CRP、WBC是临床常用的炎症指标。CRP水平高的主动脉夹层患者氧合受损、胸腔积液等并发症发生率及病死率明显升高[11]。Fan等[12]对570例患者进行随访,结果显示CRP和WBC是AAD患者30d病死率的独立预测因素。在A型主动脉夹层患者中,WBC升高的短期预后风险增加甚至不受外科干预的影响。但WBC受其他因素影响较大,与其相比,NLR整合了2个白细胞亚型,在心血管疾病中具有更好的风险预测价值[13]。其原因有以下两点:首先在脱水状况或体外的血液标本,可能会影响到白细胞各亚型的绝对值,但对NLR影响较小;其次NLR是两个相反的免疫途径相互平衡的结果[14]。NLR具有价格低廉,简便易得的特点,目前多用于冠心病、恶性肿瘤的预后评估[15-16]。AAD发展过程中,WBC升高,其中NE升高,介导多种反应,可释放氧化剂和蛋白酶,参与平滑肌细胞的凋亡;同时应激导致的内源性糖皮质激素释放,引起淋巴细胞减少[17],表现为免疫抑制的状态,NLR因而显著增加。目前国内外对NLR在AAD患者预后评估中的报道不多,Karakoyun等[18]对35例AAD患者进行回顾性分析,结果显示NLR对AAD病死率预测的灵敏度为77%,特异度为74%。而另一项研究显示在接受外科手术的AAD患者中,高NLR组大出血的频率、医院相关感染、住院多器官功能障碍发生率和病死率均高于低NLR组[19]。在本研究中,AAD患者的住院病死率随着CRP、NLR的升高而显著升高,CRP及NLR为AAD住院期间死亡的独立危险因素,与其他研究结果相似。急性期升高的NLR反映了主动脉壁的急性炎症过程、主动脉损伤的严重程度以及AAD合并症和并发症的存在,因而与住院病死率密切相关。

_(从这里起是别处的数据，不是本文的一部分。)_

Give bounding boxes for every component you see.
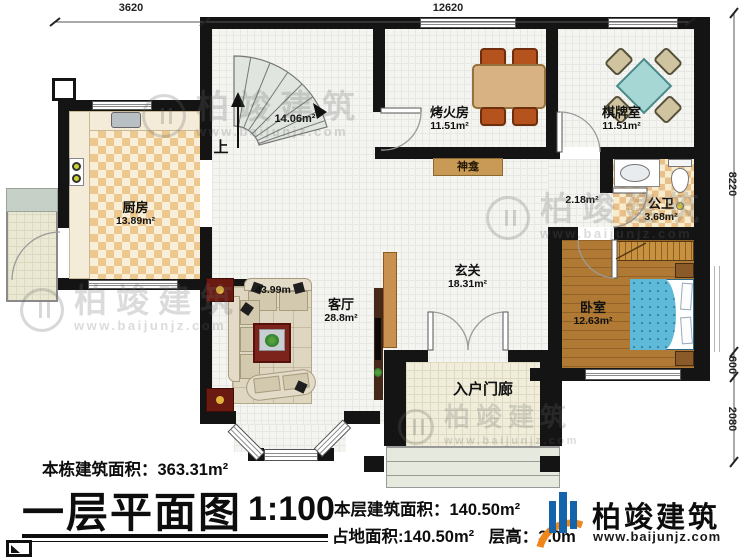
room-name: 烤火房 (402, 106, 497, 121)
table-plant (265, 334, 279, 347)
room-area: 11.51m² (402, 121, 497, 133)
window-fireroom-top (420, 18, 516, 28)
label-entry-porch: 入户门廊 (428, 382, 538, 399)
bay-pillar-bottomright (318, 448, 334, 461)
dining-chair (512, 107, 538, 126)
plan-title: 一层平面图 (22, 479, 242, 540)
nightstand (675, 351, 694, 366)
wall-fireroom-left (373, 17, 385, 112)
dim-top-left: 3620 (108, 2, 154, 14)
toilet-tank (668, 159, 692, 167)
building-total-area: 本栋建筑面积：363.31m² (42, 456, 228, 480)
sill-line (714, 266, 715, 352)
label-chess-room: 棋牌室 11.51m² (574, 106, 669, 132)
floor-area-text: 本层建筑面积：140.50m² (334, 496, 520, 520)
sill-line (719, 266, 720, 352)
stove-burner (72, 174, 81, 183)
window-kitchen-bottom (88, 280, 178, 289)
sofa-back-left (228, 296, 240, 382)
entry-steps (386, 446, 560, 488)
kitchen-counter-left (69, 111, 90, 279)
room-area: 11.51m² (574, 121, 669, 133)
room-name: 入户门廊 (428, 382, 538, 399)
wall-fire-chess-divider (546, 29, 558, 147)
sofa-cushion (253, 375, 281, 393)
dim-right-8220: 8220 (726, 164, 738, 204)
plan-scale: 1:100 (248, 490, 335, 529)
nightstand (675, 263, 694, 278)
wall-chess-bottom (600, 147, 694, 159)
bed-duvet (630, 279, 678, 350)
dim-top-right: 12620 (420, 2, 476, 14)
label-living-room: 客厅 28.8m² (295, 298, 387, 324)
kitchen-sink (111, 112, 141, 128)
stair-direction: 上 (206, 140, 236, 157)
room-area: 12.63m² (560, 316, 626, 328)
porch-pillar-left (384, 350, 406, 446)
wall-bath-left (600, 147, 613, 193)
room-area: 13.89m² (88, 216, 183, 228)
floor-plan-canvas: 厨房 13.89m² 14.06m² 上 烤火房 11.51m² 棋牌室 11.… (0, 0, 750, 560)
cabinet-knob (216, 396, 224, 404)
floor-entry-porch (406, 362, 540, 446)
room-name: 客厅 (295, 298, 387, 313)
room-name: 公卫 (622, 197, 700, 212)
brand-url: www.baijunjz.com (593, 529, 721, 544)
label-shrine: 神龛 (433, 161, 503, 173)
north-triangle (11, 545, 20, 553)
wardrobe (612, 241, 694, 261)
label-kitchen: 厨房 13.89m² (88, 201, 183, 227)
label-bedroom: 卧室 12.63m² (560, 301, 626, 327)
dim-value: 600 (726, 356, 738, 374)
label-hallway: 2.18m² (552, 195, 612, 207)
bedroom-doorway (578, 227, 614, 240)
porch-pillar-right (540, 350, 562, 446)
dim-value: 12620 (433, 2, 464, 14)
room-name: 卧室 (560, 301, 626, 316)
window-chess-top (608, 18, 678, 28)
logo-bar (549, 501, 556, 533)
bed-pillow (680, 317, 693, 345)
bay-pillar-bottomleft (248, 448, 264, 461)
north-corner-box (6, 540, 32, 557)
room-area: 2.18m² (552, 195, 612, 207)
dim-value: 3620 (119, 2, 143, 14)
bay-pillar-topleft (200, 411, 236, 424)
room-name: 玄关 (420, 264, 515, 279)
room-area: 14.06m² (262, 113, 328, 125)
label-stair-area: 14.06m² (262, 113, 328, 125)
wall-kitchen-right-lower (200, 227, 212, 279)
flue-box (52, 78, 76, 101)
extra-measure: 43.99m (238, 285, 308, 297)
decor-plant (374, 368, 382, 377)
window-bay-bottom (264, 449, 318, 461)
wall-stairhall-left (200, 17, 212, 111)
bed-pillow (680, 283, 693, 311)
brand-logo-icon (534, 487, 588, 551)
room-area: 3.68m² (622, 212, 700, 224)
dim-right-600: 600 (726, 347, 738, 383)
shrine-text: 神龛 (433, 161, 503, 173)
title-underline (22, 534, 328, 538)
label-fire-room: 烤火房 11.51m² (402, 106, 497, 132)
logo-bar (559, 492, 567, 533)
land-area: 占地面积:140.50m² (332, 528, 474, 546)
wall-bedroom-top (548, 227, 694, 240)
label-foyer: 玄关 18.31m² (420, 264, 515, 290)
step-pier-right (540, 456, 560, 472)
window-kitchen-top (92, 101, 152, 110)
tv-screen (375, 318, 381, 360)
logo-bar (570, 501, 577, 529)
dim-value: 2080 (726, 407, 738, 431)
step-pier-left (364, 456, 384, 472)
dim-value: 8220 (726, 172, 738, 196)
room-name: 厨房 (88, 201, 183, 216)
room-area: 28.8m² (295, 313, 387, 325)
side-porch-step (6, 188, 58, 212)
window-bedroom-bottom (585, 369, 681, 380)
room-name: 棋牌室 (574, 106, 669, 121)
kitchen-porch-doorway (58, 228, 69, 278)
stove-burner (72, 162, 81, 171)
label-stair-up: 上 (206, 140, 236, 157)
title-underline-thin (22, 541, 328, 542)
dining-table (472, 64, 546, 109)
label-bathroom: 公卫 3.68m² (622, 197, 700, 223)
bath-sink (620, 164, 650, 182)
cabinet-knob (216, 286, 224, 294)
label-living-extra: 43.99m (238, 285, 308, 297)
dim-right-2080: 2080 (726, 399, 738, 439)
room-area: 18.31m² (420, 279, 515, 291)
bay-pillar-topright (344, 411, 380, 424)
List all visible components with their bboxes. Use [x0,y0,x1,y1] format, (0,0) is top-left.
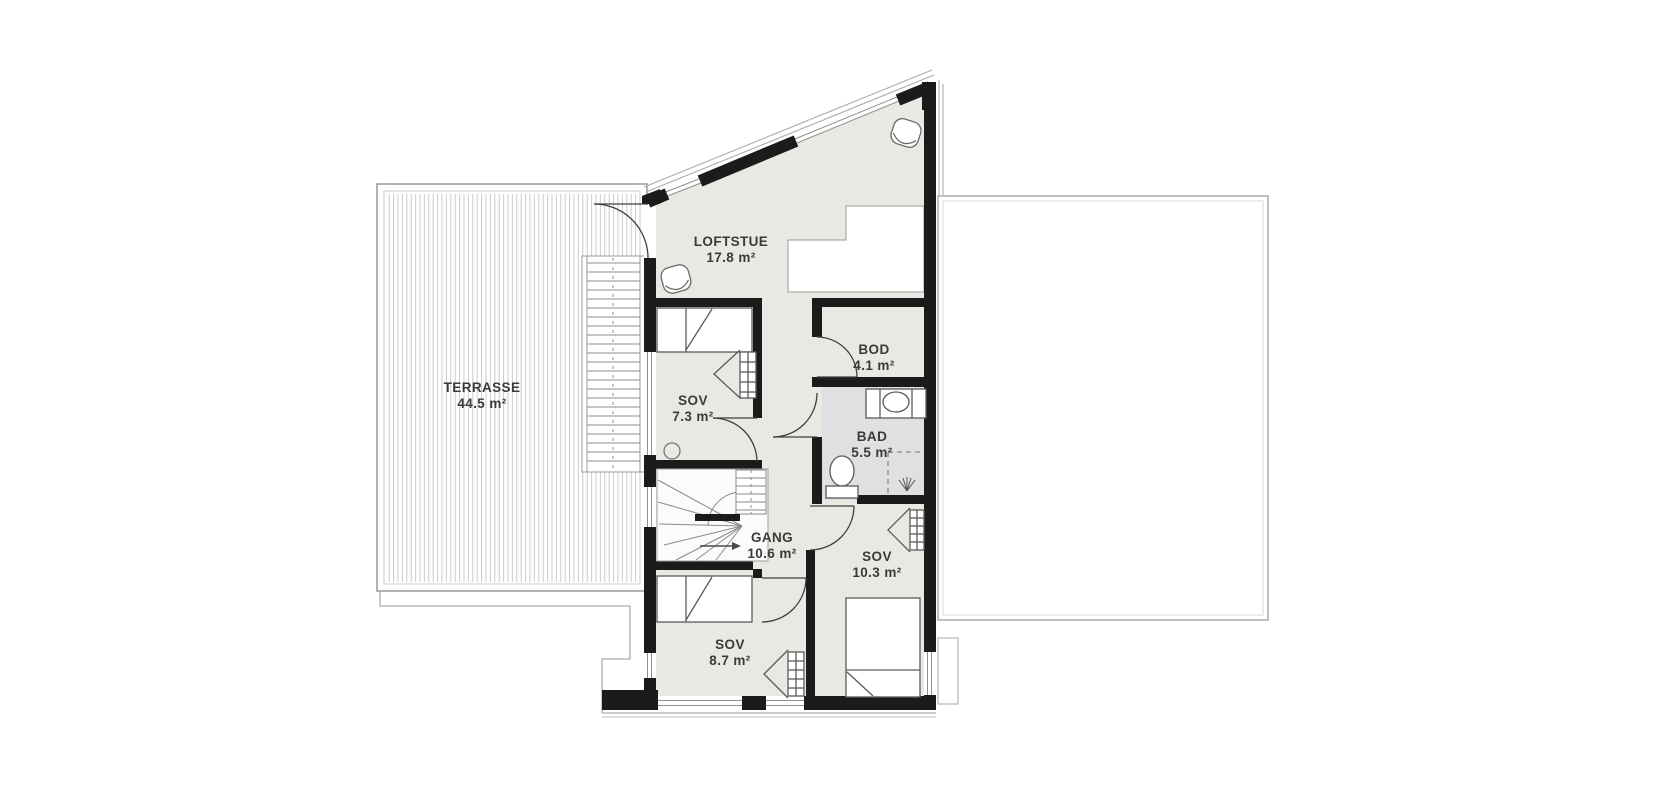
floorplan-drawing: TERRASSE 44.5 m² LOFTSTUE 17.8 m² SOV 7.… [0,0,1670,800]
svg-text:SOV: SOV [678,393,708,408]
label-sov-87: SOV 8.7 m² [709,637,751,668]
terrace-door-opening [644,204,656,258]
wall-bad-west [812,437,822,503]
svg-text:SOV: SOV [715,637,745,652]
roof-outline-bump [938,638,958,704]
bed-sov-87 [657,576,752,622]
roof-outline-right [938,196,1268,620]
label-sov-73: SOV 7.3 m² [672,393,714,424]
svg-text:LOFTSTUE: LOFTSTUE [694,234,768,249]
svg-text:4.1 m²: 4.1 m² [853,358,895,373]
wall-stair-south [644,561,753,570]
label-bad: BAD 5.5 m² [851,429,893,460]
window-east [924,652,936,695]
wall-bod-bad [812,377,936,387]
exterior-stair [582,256,645,472]
svg-text:SOV: SOV [862,549,892,564]
svg-text:10.6 m²: 10.6 m² [747,546,796,561]
svg-text:TERRASSE: TERRASSE [444,380,521,395]
svg-text:5.5 m²: 5.5 m² [851,445,893,460]
bed-sov-103 [846,598,920,697]
window-west-3 [644,653,656,678]
wall-sov73-south [644,460,762,469]
bathroom-vanity [866,389,926,418]
floorplan-page: TERRASSE 44.5 m² LOFTSTUE 17.8 m² SOV 7.… [0,0,1670,800]
wall-bod-west [812,298,822,337]
wall-sov73-north [656,298,762,307]
svg-text:BAD: BAD [857,429,887,444]
svg-text:GANG: GANG [751,530,793,545]
svg-text:BOD: BOD [858,342,889,357]
window-south-1 [658,696,742,710]
label-gang: GANG 10.6 m² [747,530,796,561]
wall-bod-north [812,298,936,307]
svg-text:10.3 m²: 10.3 m² [852,565,901,580]
stair-straight-flight [736,470,766,514]
window-south-2 [766,696,804,710]
svg-text:8.7 m²: 8.7 m² [709,653,751,668]
stair-landing-edge [695,514,740,521]
label-bod: BOD 4.1 m² [853,342,895,373]
svg-text:7.3 m²: 7.3 m² [672,409,714,424]
svg-text:44.5 m²: 44.5 m² [457,396,506,411]
svg-text:17.8 m²: 17.8 m² [706,250,755,265]
bed-sov-73 [657,308,752,352]
window-west-2 [644,487,656,527]
wall-sov87-east [806,570,815,700]
wall-bad-south [857,495,936,504]
window-west-1 [644,352,656,455]
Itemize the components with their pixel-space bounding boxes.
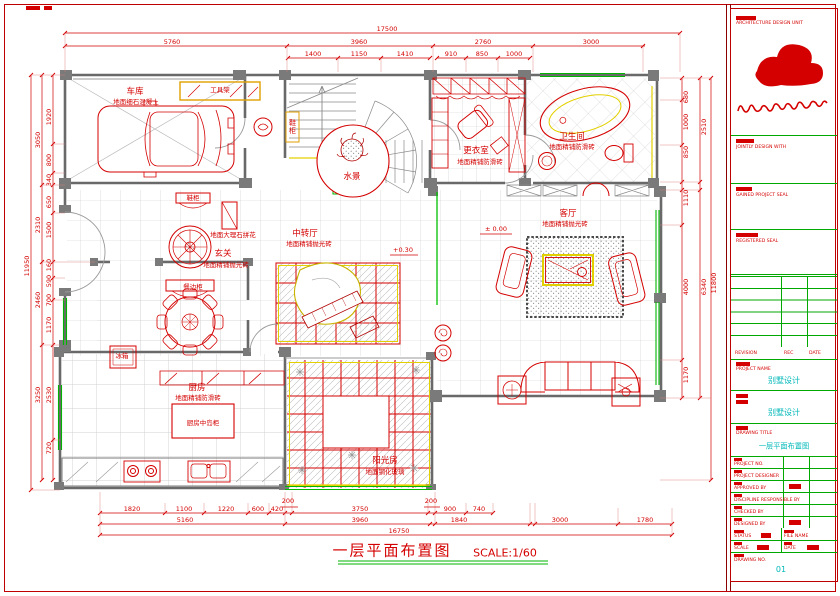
- drawing-no-value: 01: [776, 566, 786, 574]
- label-stamp: [736, 400, 748, 404]
- dim-right-sub-1: 1000: [683, 114, 690, 131]
- approved-by-label: APPROVED BY: [734, 487, 766, 492]
- drawing-title-label: DRAWING TITLE: [736, 432, 772, 437]
- dim-bottom-sub-1: 1100: [176, 506, 193, 513]
- dim-right-sub-3: 1110: [683, 190, 690, 207]
- dim-bottom-seg-4: 1780: [637, 517, 654, 524]
- floor-note-garage: 地面细石混凝土: [113, 99, 159, 106]
- date-col-label: DATE: [809, 352, 821, 357]
- jointly-design-label: JOINTLY DESIGN WITH: [736, 146, 786, 151]
- title-block: ARCHITECTURE DESIGN UNIT JOINTLY DESIGN …: [730, 8, 838, 582]
- dim-bottom-seg-2: 1840: [451, 517, 468, 524]
- label-kitchen-island: 厨房中岛柜: [187, 420, 220, 427]
- floor-note-sunroom: 地面钢化玻璃: [366, 469, 405, 476]
- status-label: STATUS: [734, 535, 751, 540]
- elevation-living: ± 0.00: [485, 226, 507, 233]
- dim-left-sub-6: 590: [46, 275, 53, 287]
- dim-right-sub-4: 4000: [683, 279, 690, 296]
- drawing-scale: SCALE:1/60: [473, 548, 537, 559]
- label-stamp: [734, 458, 742, 461]
- project-designer-label: PROJECT DESIGNER: [734, 475, 779, 480]
- date-label: DATE: [784, 547, 796, 552]
- dim-left-sub-3: 650: [46, 196, 53, 208]
- drawing-title-value: 一层平面布置图: [759, 442, 809, 449]
- room-label-garage: 车库: [126, 88, 143, 97]
- label-stamp: [734, 542, 742, 545]
- dim-left-sub-1: 800: [46, 154, 53, 166]
- drawing-sheet: 车库 地面细石混凝土 工具架 水景 更衣室 地面精铺防滑砖 卫生间 地面精铺防滑…: [0, 0, 840, 596]
- room-label-hall: 中转厅: [292, 230, 318, 239]
- label-stamp: [784, 530, 794, 533]
- dim-right-sub-0: 680: [683, 91, 690, 103]
- project-name-label: PROJECT NAME: [736, 368, 771, 373]
- label-sideboard: 餐边柜: [183, 284, 203, 291]
- dim-top-seg-2: 2760: [475, 39, 492, 46]
- room-label-foyer: 玄关: [214, 250, 231, 259]
- label-shoe-cabinet-foyer: 鞋柜: [187, 195, 200, 202]
- label-stamp: [784, 542, 792, 545]
- dim-top-sub-1: 1150: [351, 51, 368, 58]
- project-no-label: PROJECT NO.: [734, 463, 764, 468]
- dim-left-seg-3: 3250: [35, 387, 42, 404]
- dim-left-seg-0: 3050: [35, 132, 42, 149]
- designed-by-label: DESIGNED BY: [734, 523, 765, 528]
- label-fridge: 冰箱: [116, 353, 129, 360]
- dim-top-sub-4: 850: [476, 51, 488, 58]
- dim-top-sub-5: 1000: [506, 51, 523, 58]
- design-unit-label: ARCHITECTURE DESIGN UNIT: [736, 22, 803, 27]
- dim-bottom-sub-0: 1820: [124, 506, 141, 513]
- value-blob: [761, 533, 771, 538]
- room-label-bath: 卫生间: [559, 133, 585, 142]
- value-blob: [757, 545, 769, 550]
- dim-bottom-small-1: 200: [425, 498, 437, 505]
- dim-bottom-sub-4: 420: [271, 506, 283, 513]
- label-water-feature: 水景: [343, 173, 360, 182]
- dim-bottom-sub-3: 600: [252, 506, 264, 513]
- dim-top-seg-0: 5760: [164, 39, 181, 46]
- dim-bottom-seg-0: 5160: [177, 517, 194, 524]
- label-stamp: [736, 394, 748, 398]
- dim-top-overall: 17500: [377, 26, 398, 33]
- value-blob: [807, 545, 819, 550]
- dim-bottom-seg-3: 3000: [552, 517, 569, 524]
- dim-right-overall: 11800: [711, 273, 718, 294]
- checked-by-label: CHECKED BY: [734, 511, 763, 516]
- label-stamp: [734, 494, 742, 497]
- note-marble-medallion: 地面大理石拼花: [210, 232, 256, 239]
- label-stamp: [734, 470, 742, 473]
- drawing-caption: 一层平面布置图: [332, 544, 451, 559]
- piano-platform: [276, 263, 400, 344]
- dim-left-sub-8: 1170: [46, 317, 53, 334]
- floor-note-kitchen: 地面精铺防滑砖: [175, 395, 221, 402]
- revision-label: REVISION: [735, 352, 757, 357]
- dim-left-sub-2: 340: [46, 174, 53, 186]
- label-stamp: [736, 362, 750, 366]
- dim-bottom-seg-1: 3960: [352, 517, 369, 524]
- dim-left-sub-10: 720: [46, 442, 53, 454]
- floor-note-dressing: 地面精铺防滑砖: [457, 159, 503, 166]
- room-label-living: 客厅: [559, 210, 576, 219]
- sub-project-name-value: 别墅设计: [768, 409, 800, 417]
- dim-bottom-sub-6: 900: [444, 506, 456, 513]
- floor-note-bath: 地面精铺防滑砖: [549, 144, 595, 151]
- label-stamp: [734, 518, 742, 521]
- file-name-label: FILE NAME: [784, 535, 808, 540]
- label-stamp: [734, 482, 742, 485]
- room-label-kitchen: 厨房: [188, 384, 205, 393]
- dim-left-seg-1: 2310: [35, 217, 42, 234]
- label-shoe-cabinet-stairs: 鞋柜: [289, 119, 296, 135]
- caption-underline: [338, 561, 548, 564]
- calligraphy-script: [735, 97, 833, 117]
- label-tool-rack: 工具架: [210, 87, 230, 94]
- floor-note-hall: 地面精铺抛光砖: [286, 241, 332, 248]
- dim-bottom-overall: 16750: [389, 528, 410, 535]
- dim-left-sub-5: 160: [46, 259, 53, 271]
- dim-right-seg-0: 2510: [701, 119, 708, 136]
- company-logo: [743, 33, 825, 95]
- rec-label: REC: [784, 352, 793, 357]
- room-label-dressing: 更衣室: [463, 147, 489, 156]
- floor-note-foyer: 地面精铺抛光砖: [203, 262, 249, 269]
- project-name-value: 别墅设计: [768, 377, 800, 385]
- dim-bottom-small-0: 200: [282, 498, 294, 505]
- drawing-no-label: DRAWING NO.: [734, 559, 766, 564]
- label-stamp: [736, 139, 754, 143]
- signature-blob: [789, 520, 801, 525]
- dim-left-sub-0: 1920: [46, 109, 53, 126]
- signature-blob: [789, 484, 801, 489]
- dim-left-sub-4: 1500: [46, 222, 53, 239]
- label-stamp: [736, 426, 748, 430]
- revision-table: [731, 276, 837, 347]
- label-stamp: [736, 187, 752, 191]
- label-stamp: [734, 530, 744, 533]
- dim-top-sub-0: 1400: [305, 51, 322, 58]
- dim-right-sub-2: 850: [683, 146, 690, 158]
- dim-top-sub-3: 910: [445, 51, 457, 58]
- dim-right-seg-1: 6340: [701, 279, 708, 296]
- discipline-responsible-label: DISCIPLINE RESPONSIBLE BY: [734, 499, 800, 504]
- dim-top-seg-1: 3960: [351, 39, 368, 46]
- floor-note-living: 地面精铺抛光砖: [542, 221, 588, 228]
- dim-left-sub-9: 2530: [46, 387, 53, 404]
- elevation-hall: +0.30: [393, 247, 413, 254]
- label-stamp: [736, 233, 758, 237]
- dim-right-sub-5: 1170: [683, 367, 690, 384]
- label-stamp: [734, 554, 744, 557]
- dim-bottom-sub-2: 1220: [218, 506, 235, 513]
- room-label-sunroom: 阳光房: [372, 457, 398, 466]
- dim-bottom-sub-5: 3750: [352, 506, 369, 513]
- label-stamp: [734, 506, 742, 509]
- dim-top-seg-3: 3000: [583, 39, 600, 46]
- scale-label: SCALE: [734, 547, 749, 552]
- dim-left-overall: 11950: [24, 256, 31, 277]
- sunroom-glass-floor: [287, 360, 432, 488]
- label-stamp: [736, 16, 756, 20]
- dim-top-sub-2: 1410: [397, 51, 414, 58]
- registered-seal-label: REGISTERED SEAL: [736, 240, 778, 245]
- dim-left-sub-7: 700: [46, 294, 53, 306]
- dim-bottom-sub-7: 740: [473, 506, 485, 513]
- project-seal-label: GAINED PROJECT SEAL: [736, 194, 788, 199]
- dim-left-seg-2: 2460: [35, 292, 42, 309]
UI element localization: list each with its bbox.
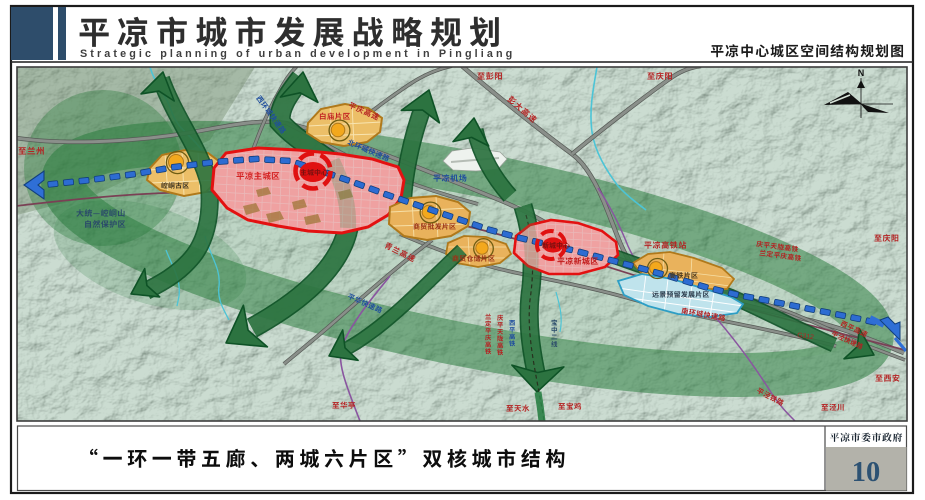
svg-text:10: 10 [852,457,881,488]
svg-text:N: N [858,68,865,78]
svg-text:Strategic planning of urban de: Strategic planning of urban development … [80,48,515,60]
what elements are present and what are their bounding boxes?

早期已有研究表明,D-二聚体在AAD的住院死亡预测中具有重大价值,这一点在本研究中也得到证实。其原因可能因为D-二聚体与AAD患者血栓大小及血栓与血液接触面积相关,其水平反映了主动脉夹层的累及范围,与疾病严重程度相关[20]。同时,炎症和凝血系统之间具有协同作用,炎症激活凝血,凝血也调节炎症。D-二聚体可通过增强中性粒细胞和单核细胞介导的炎症级联反应,诱导炎症细胞因子分泌(包括IL-1和IL-6),促进炎性蛋白例如CRP的肝脏合成,可能对患者的预后产生负面影响[21]。

综上所述,NLR对AAD患者住院期间预后的评估有重要指导价值,可结合CRP、D-二聚体等指标,提高对AAD患者预后判断的准确性,但其机制等仍有待进一步研究。